Revolution Medicines’ experimental drug staved off cancer progression for seven and a half months in second-line metastatic pancreatic cancer patients with a variety of cancer-driving RAS mutations.
The new data, shared in a company presentation on Monday morning, also showed that the drug kept cancer progression at bay for a median of 8.1 months in second-line patients with any KRAS mutation found at codon 12 in the Phase 1 trial. Those mutations, which are described collectively as G12X, account for about 85% of pancreatic cancers.
According to Revolution, the single-arm study results represent a substantial improvement over the 2 to 3.5 months median progression-free survival reported in other studies for second-line chemotherapies, which are currently some of the few treatment options for pancreatic cancer patients.
The drug, known as RMC-6236, marks a potential breakthrough in tackling cancers driven by RAS mutations, which are behind about one-third of all human cancers and over 90% of pancreatic cancers. There are two KRAS inhibitors approved for a mutation called G12C in lung and colorectal cancer. But only 1% of pancreatic cancer patients have that mutation.
Revolution’s RAS inhibitor is meant to cover the range of RAS mutations that drive cancers. The company, which is a key player among a host of companies developing the next iterations of RAS inhibitors, now plans to start a pivotal Phase 3 study later this year for its treatment in second-line pancreatic cancer.
The approved inhibitors — Bristol Myers Squibb’s Krazati and Amgen’s Lumakras — tackle the “off” state of the mutated protein. But Revolution is developing a suite of RAS inhibitors that specifically go after the “on” state of the protein — the state that actually drives the cancer. Researchers hope that these inhibitors could be more effective treatments.
“Pancreatic cancer is really ideal for a treatment paradigm shift to targeting RAS with a broadly active RAS inhibitor,” Brian Wolpin, an oncologist at the Dana-Farber Cancer Institute and an investigator on the clinical trial, said during Revolution’s investor call Monday morning.
Pancreatic cancer is a deadly and hard-to-treat disease, and patients with metastatic disease usually survive less than a year, he added.
The company reported results on 127 patients with advanced or metastatic pancreatic ductal adenocarcinoma, the vast majority of whom had received one or two previous cancer treatments.
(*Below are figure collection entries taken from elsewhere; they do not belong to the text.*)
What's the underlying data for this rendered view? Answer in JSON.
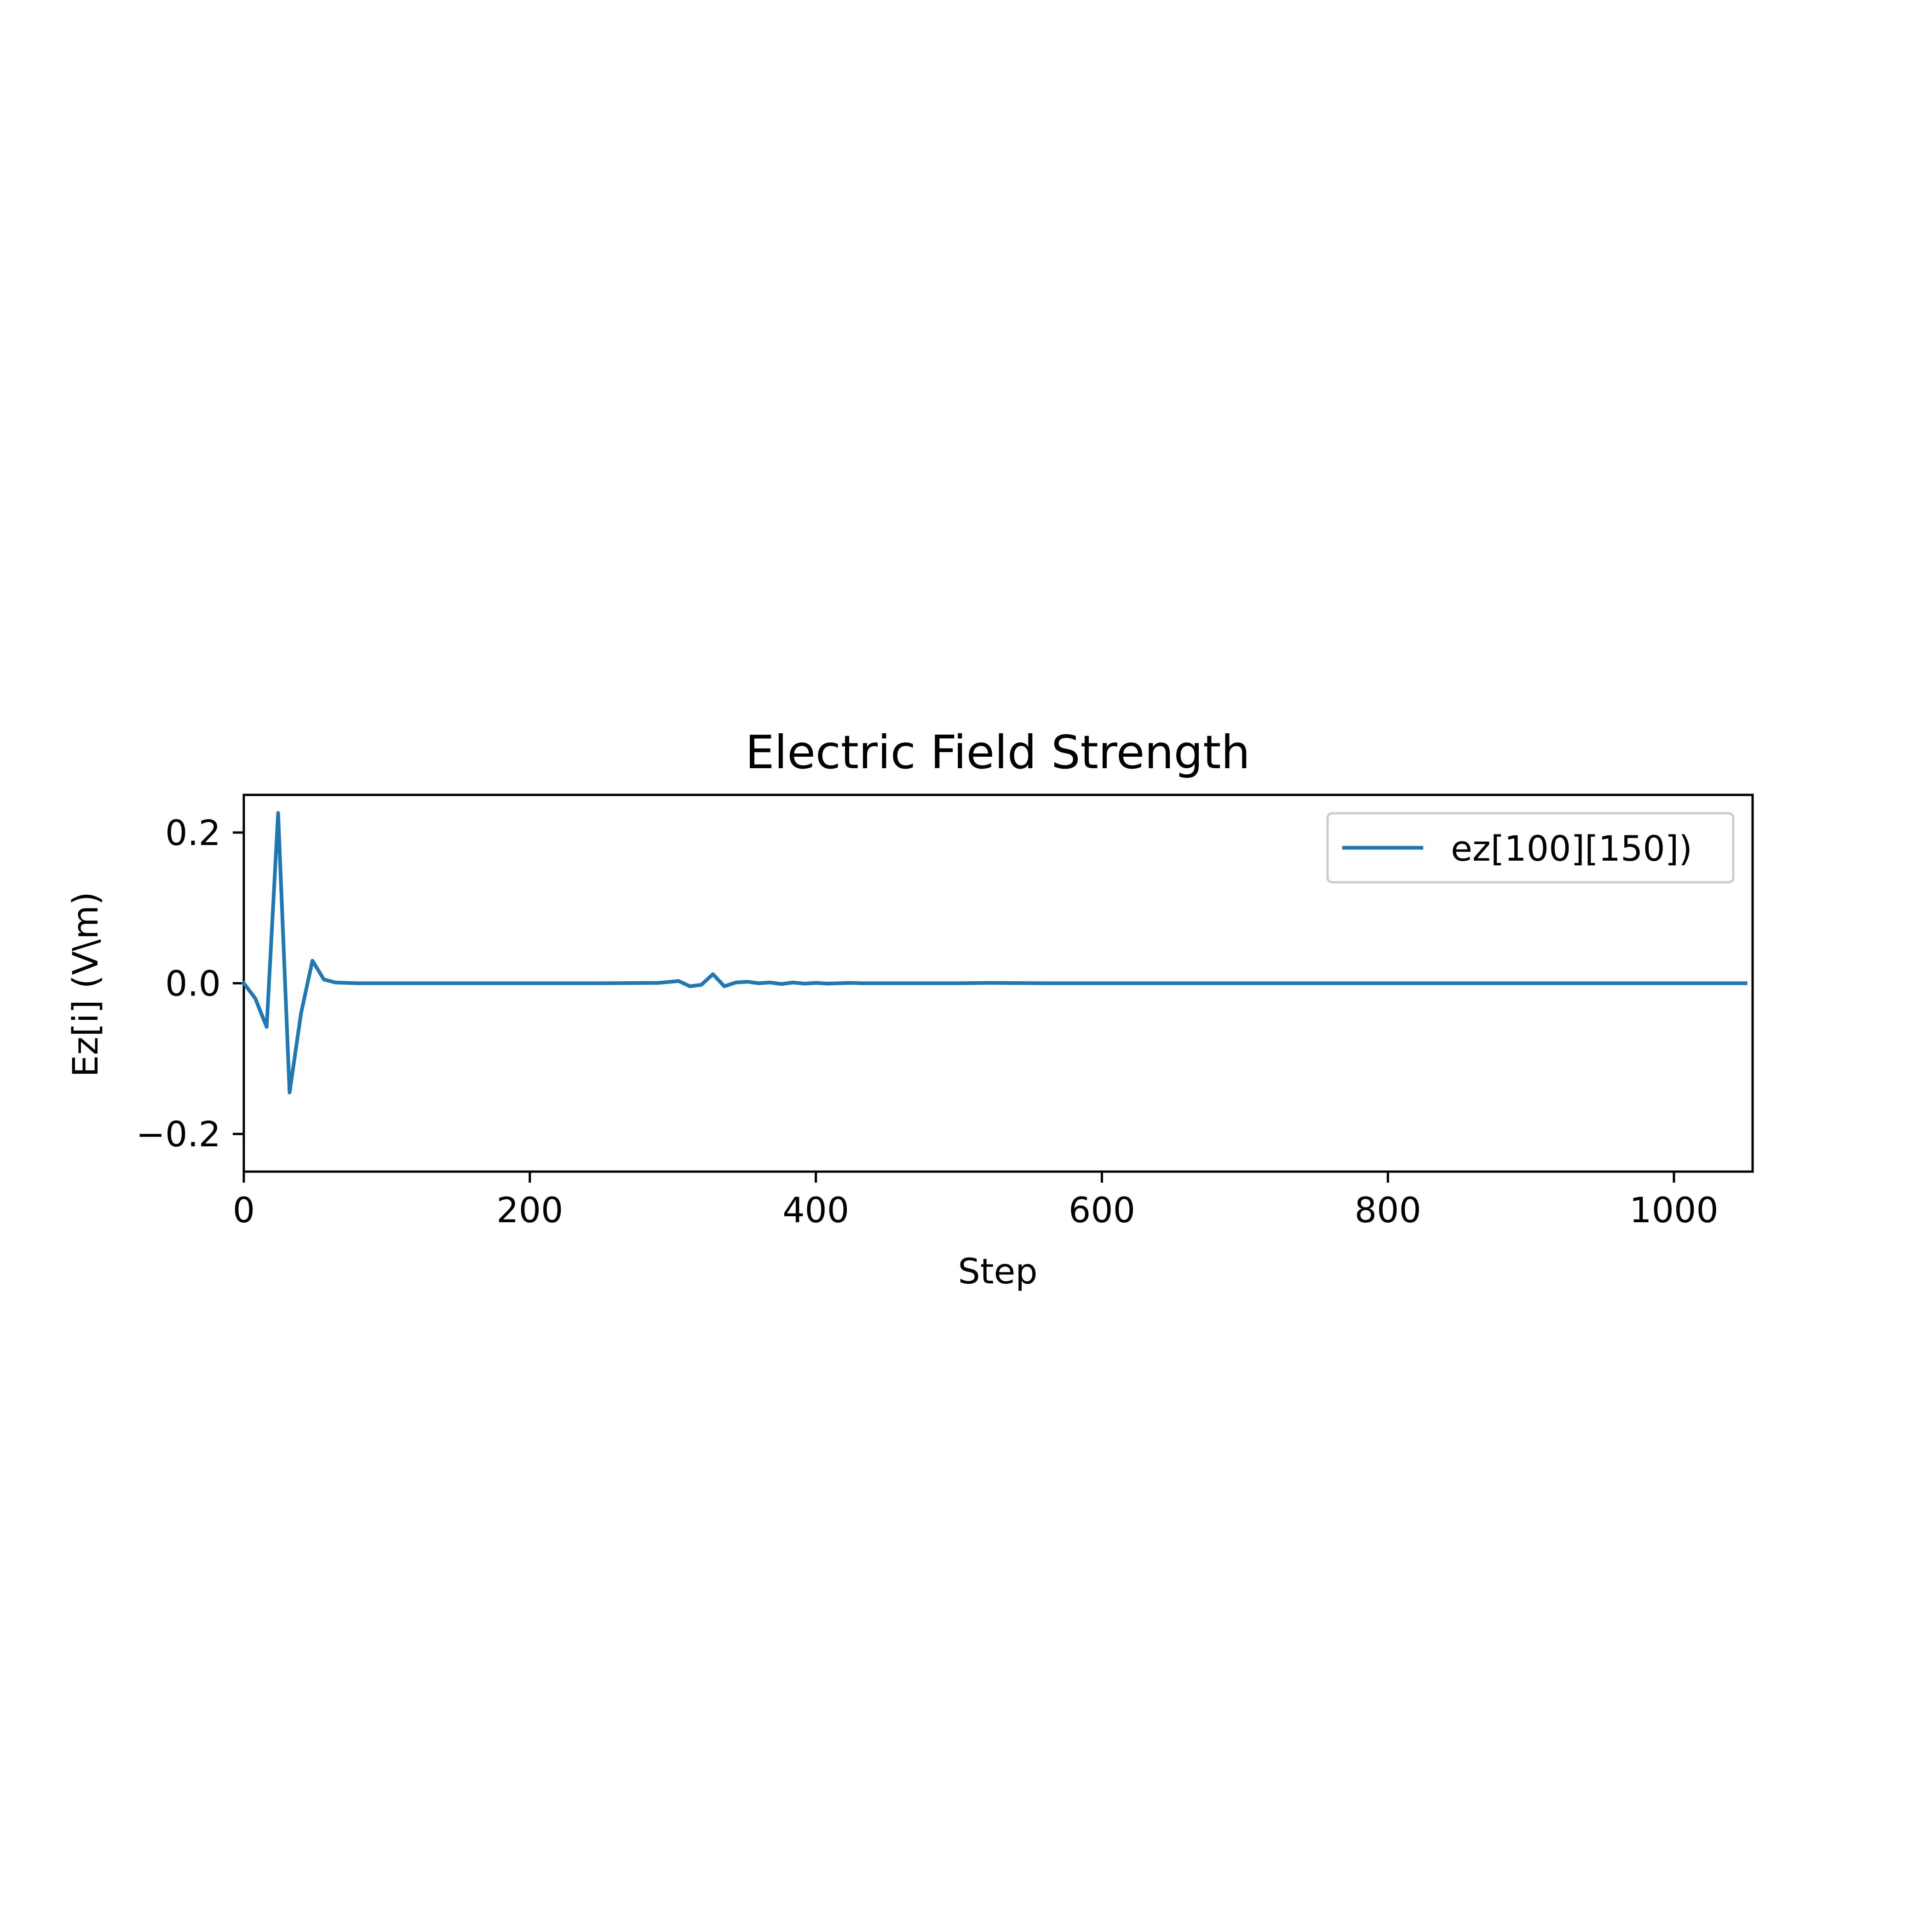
{
  "chart_data": {
    "type": "line",
    "title": "Electric Field Strength",
    "xlabel": "Step",
    "ylabel": "Ez[i] (V\\m)",
    "xlim": [
      0,
      1055
    ],
    "ylim": [
      -0.25,
      0.25
    ],
    "xticks": [
      0,
      200,
      400,
      600,
      800,
      1000
    ],
    "xtick_labels": [
      "0",
      "200",
      "400",
      "600",
      "800",
      "1000"
    ],
    "yticks": [
      -0.2,
      0.0,
      0.2
    ],
    "ytick_labels": [
      "−0.2",
      "0.0",
      "0.2"
    ],
    "grid": false,
    "legend_position": "upper right",
    "series": [
      {
        "name": "ez[100][150])",
        "color": "#1f77b4",
        "x": [
          0,
          8,
          16,
          24,
          32,
          40,
          48,
          56,
          64,
          72,
          80,
          100,
          150,
          200,
          250,
          290,
          296,
          304,
          312,
          320,
          328,
          336,
          344,
          352,
          360,
          368,
          376,
          384,
          392,
          400,
          408,
          416,
          424,
          432,
          440,
          460,
          500,
          520,
          560,
          1050
        ],
        "y": [
          0.0,
          -0.02,
          -0.058,
          0.226,
          -0.145,
          -0.04,
          0.03,
          0.005,
          0.001,
          0.0005,
          0.0,
          0.0,
          0.0,
          0.0,
          0.0,
          0.0005,
          0.0015,
          0.003,
          -0.004,
          -0.002,
          0.012,
          -0.004,
          0.001,
          0.002,
          0.0,
          0.001,
          -0.001,
          0.001,
          -0.0005,
          0.0005,
          -0.0005,
          0.0,
          0.0005,
          0.0,
          0.0,
          0.0,
          0.0,
          0.0005,
          0.0,
          0.0
        ]
      }
    ]
  }
}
At 20-plus weeks, 16 of 61 patients with RAS mutations saw their tumors shrink by at least 30% — good for a response rate of 26%.
In more advanced patients who previously received at least two treatment regimens, the median progression-free survival was 4.2 months.
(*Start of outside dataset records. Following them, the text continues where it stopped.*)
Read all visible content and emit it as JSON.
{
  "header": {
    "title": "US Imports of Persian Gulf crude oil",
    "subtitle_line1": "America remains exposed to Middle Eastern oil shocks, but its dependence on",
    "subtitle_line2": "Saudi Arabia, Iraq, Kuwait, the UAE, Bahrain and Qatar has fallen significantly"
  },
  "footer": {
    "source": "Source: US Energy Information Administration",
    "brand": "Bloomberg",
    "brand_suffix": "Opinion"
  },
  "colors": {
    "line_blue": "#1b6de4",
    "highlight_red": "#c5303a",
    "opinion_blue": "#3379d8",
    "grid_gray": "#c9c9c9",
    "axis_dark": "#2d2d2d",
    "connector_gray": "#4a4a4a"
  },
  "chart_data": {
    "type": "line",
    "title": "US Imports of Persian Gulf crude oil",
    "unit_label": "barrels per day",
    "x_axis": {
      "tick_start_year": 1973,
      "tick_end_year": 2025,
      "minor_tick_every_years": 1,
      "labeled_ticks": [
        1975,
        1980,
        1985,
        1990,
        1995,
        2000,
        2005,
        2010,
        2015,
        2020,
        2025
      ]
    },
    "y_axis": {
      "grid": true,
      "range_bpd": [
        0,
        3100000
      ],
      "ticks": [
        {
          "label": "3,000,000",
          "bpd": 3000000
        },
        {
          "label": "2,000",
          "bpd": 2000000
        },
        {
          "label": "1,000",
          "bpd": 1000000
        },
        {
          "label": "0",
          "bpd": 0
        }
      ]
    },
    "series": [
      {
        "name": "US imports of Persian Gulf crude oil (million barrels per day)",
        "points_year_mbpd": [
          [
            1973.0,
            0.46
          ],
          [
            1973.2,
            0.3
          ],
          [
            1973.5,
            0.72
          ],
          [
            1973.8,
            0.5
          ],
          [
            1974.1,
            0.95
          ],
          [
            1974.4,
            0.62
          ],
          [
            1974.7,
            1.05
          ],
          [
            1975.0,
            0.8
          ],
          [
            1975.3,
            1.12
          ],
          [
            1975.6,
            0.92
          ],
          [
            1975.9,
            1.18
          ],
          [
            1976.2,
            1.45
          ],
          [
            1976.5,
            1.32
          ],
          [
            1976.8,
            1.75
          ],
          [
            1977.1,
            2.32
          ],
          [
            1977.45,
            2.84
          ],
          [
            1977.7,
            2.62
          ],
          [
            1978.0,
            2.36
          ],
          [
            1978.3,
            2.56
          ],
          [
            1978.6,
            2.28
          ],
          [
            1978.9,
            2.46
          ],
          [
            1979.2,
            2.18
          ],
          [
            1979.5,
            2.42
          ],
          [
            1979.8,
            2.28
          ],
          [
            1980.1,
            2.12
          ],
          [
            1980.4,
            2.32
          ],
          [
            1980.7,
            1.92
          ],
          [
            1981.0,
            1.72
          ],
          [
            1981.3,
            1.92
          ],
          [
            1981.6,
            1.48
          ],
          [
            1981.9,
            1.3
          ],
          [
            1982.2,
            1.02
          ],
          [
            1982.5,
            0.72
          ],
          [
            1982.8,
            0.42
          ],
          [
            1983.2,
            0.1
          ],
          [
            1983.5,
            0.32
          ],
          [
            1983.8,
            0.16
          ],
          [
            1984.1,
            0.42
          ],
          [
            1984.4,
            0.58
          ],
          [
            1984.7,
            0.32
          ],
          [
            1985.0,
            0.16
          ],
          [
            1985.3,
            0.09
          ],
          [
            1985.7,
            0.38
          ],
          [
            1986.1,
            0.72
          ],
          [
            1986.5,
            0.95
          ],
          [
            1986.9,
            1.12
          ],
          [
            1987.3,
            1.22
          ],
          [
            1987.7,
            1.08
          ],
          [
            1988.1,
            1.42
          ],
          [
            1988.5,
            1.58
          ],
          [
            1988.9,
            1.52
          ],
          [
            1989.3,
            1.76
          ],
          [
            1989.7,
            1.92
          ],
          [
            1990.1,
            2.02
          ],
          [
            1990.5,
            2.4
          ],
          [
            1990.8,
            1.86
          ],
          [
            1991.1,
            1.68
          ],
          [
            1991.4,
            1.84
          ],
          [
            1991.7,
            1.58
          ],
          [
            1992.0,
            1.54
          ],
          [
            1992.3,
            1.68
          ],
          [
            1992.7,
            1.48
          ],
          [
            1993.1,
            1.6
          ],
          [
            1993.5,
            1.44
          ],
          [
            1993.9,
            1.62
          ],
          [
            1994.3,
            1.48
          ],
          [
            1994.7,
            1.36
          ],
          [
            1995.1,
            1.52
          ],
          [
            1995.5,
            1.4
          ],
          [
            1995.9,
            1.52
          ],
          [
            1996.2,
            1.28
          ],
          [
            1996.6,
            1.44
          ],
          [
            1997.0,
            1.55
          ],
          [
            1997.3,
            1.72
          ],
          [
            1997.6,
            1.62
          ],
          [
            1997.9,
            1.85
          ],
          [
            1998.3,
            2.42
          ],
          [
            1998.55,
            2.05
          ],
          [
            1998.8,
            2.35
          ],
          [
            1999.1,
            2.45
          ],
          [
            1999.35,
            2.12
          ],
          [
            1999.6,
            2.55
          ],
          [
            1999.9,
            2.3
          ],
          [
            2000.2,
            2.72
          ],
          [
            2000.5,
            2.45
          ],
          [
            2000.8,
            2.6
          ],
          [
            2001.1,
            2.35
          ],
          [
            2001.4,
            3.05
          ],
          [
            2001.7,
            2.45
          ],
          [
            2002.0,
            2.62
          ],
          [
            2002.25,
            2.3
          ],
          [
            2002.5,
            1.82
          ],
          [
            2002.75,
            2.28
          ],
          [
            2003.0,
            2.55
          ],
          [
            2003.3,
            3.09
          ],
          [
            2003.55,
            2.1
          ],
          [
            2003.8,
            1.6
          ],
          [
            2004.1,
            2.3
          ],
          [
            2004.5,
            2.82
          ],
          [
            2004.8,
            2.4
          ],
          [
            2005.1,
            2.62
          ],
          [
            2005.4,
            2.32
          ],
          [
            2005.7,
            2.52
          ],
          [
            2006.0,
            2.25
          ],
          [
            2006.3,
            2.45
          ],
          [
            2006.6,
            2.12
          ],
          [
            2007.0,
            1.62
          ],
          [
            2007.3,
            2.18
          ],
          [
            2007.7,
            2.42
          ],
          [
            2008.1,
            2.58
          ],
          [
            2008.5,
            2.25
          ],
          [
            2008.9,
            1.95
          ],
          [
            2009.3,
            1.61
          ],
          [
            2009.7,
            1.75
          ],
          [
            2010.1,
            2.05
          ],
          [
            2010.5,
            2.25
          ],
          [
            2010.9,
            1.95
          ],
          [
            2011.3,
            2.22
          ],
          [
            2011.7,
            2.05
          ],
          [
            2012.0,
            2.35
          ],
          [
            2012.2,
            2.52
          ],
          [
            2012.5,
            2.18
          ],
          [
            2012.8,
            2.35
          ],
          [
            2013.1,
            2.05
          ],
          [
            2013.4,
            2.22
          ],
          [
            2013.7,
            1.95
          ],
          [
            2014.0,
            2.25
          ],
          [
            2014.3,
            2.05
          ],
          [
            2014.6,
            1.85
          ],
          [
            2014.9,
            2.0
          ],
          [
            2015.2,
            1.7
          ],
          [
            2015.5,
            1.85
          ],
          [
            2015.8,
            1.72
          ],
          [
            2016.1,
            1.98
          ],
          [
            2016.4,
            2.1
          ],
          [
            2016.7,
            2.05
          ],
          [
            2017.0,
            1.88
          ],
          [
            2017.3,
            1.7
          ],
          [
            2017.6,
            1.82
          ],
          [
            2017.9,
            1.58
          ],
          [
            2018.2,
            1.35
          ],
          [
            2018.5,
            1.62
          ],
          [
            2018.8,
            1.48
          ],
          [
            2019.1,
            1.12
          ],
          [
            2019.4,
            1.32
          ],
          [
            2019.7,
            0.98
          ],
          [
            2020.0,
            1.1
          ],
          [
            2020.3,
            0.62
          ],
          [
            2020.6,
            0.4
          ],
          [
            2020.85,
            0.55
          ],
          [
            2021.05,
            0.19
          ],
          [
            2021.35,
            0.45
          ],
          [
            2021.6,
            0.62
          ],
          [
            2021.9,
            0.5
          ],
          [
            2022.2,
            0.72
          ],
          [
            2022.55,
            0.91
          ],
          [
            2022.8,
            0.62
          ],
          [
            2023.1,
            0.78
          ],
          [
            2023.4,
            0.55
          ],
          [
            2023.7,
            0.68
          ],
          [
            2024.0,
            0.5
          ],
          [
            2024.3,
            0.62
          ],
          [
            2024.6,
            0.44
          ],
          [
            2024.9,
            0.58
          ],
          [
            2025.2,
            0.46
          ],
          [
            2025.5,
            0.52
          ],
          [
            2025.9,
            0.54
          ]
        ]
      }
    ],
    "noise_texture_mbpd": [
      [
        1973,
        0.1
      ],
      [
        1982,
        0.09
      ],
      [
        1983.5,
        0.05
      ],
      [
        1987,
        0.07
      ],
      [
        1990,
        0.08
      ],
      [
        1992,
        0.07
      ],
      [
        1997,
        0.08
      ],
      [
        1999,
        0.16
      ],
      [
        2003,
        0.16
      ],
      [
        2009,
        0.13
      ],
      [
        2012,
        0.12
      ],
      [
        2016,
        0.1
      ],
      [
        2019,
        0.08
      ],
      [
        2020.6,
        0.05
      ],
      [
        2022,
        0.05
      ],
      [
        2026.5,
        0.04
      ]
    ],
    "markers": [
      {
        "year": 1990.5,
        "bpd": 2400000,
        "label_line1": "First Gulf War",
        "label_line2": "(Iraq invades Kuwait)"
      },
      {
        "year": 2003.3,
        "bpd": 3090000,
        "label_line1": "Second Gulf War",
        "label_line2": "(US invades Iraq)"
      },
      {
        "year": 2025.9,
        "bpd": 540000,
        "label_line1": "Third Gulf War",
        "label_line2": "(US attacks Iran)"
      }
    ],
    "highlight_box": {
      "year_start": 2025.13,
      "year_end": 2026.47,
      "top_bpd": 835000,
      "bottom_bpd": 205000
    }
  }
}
The most common side effects were rash, which almost 90% of patients experienced, followed by diarrhea, nausea and mouth inflammation. “All common issues reported to date are believed to have been on-target and associated with inhibition of wild type RAS in normal tissue,” Revolution chief medical officer Wei Lin said during the call.
Three patients had grade 3 or higher cases of low platelet counts, one had a grade 3+ case of low white blood cell count and one had an irregular heart rhythm on an electrocardiogram. No patients discontinued treatment, though 28% either saw dose interruption or reduction.
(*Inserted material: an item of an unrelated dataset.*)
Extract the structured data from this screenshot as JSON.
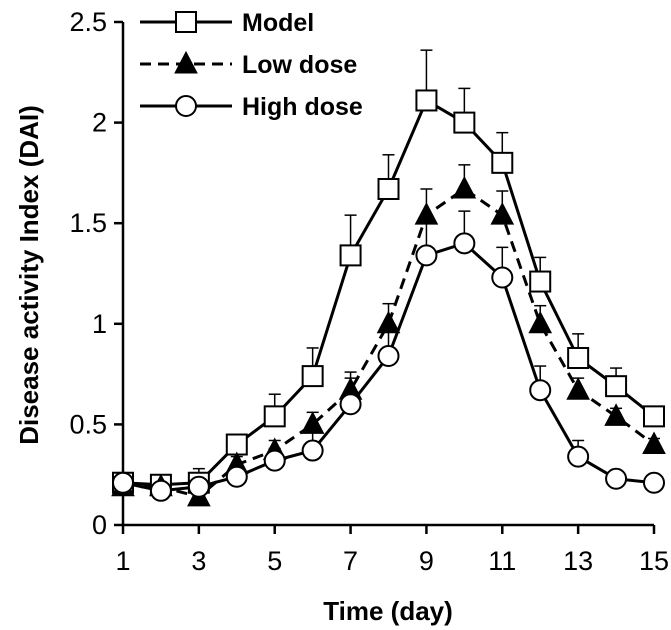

Revolution’s Phase 3 RASolute 302 study will compare RMC-6236 to standard chemotherapy across 460 previously treated metastatic pancreatic cancer patients. The late-stage study’s primary analysis will only include patients with G12X mutations.
“Limiting the primary analysis to this population is designed to increase the probability of success,” said Lin.
A secondary analysis includes the “all-comer” population, which keeps the potential for a broad label that doesn’t require biomarker testing for specific mutations, according to Lin.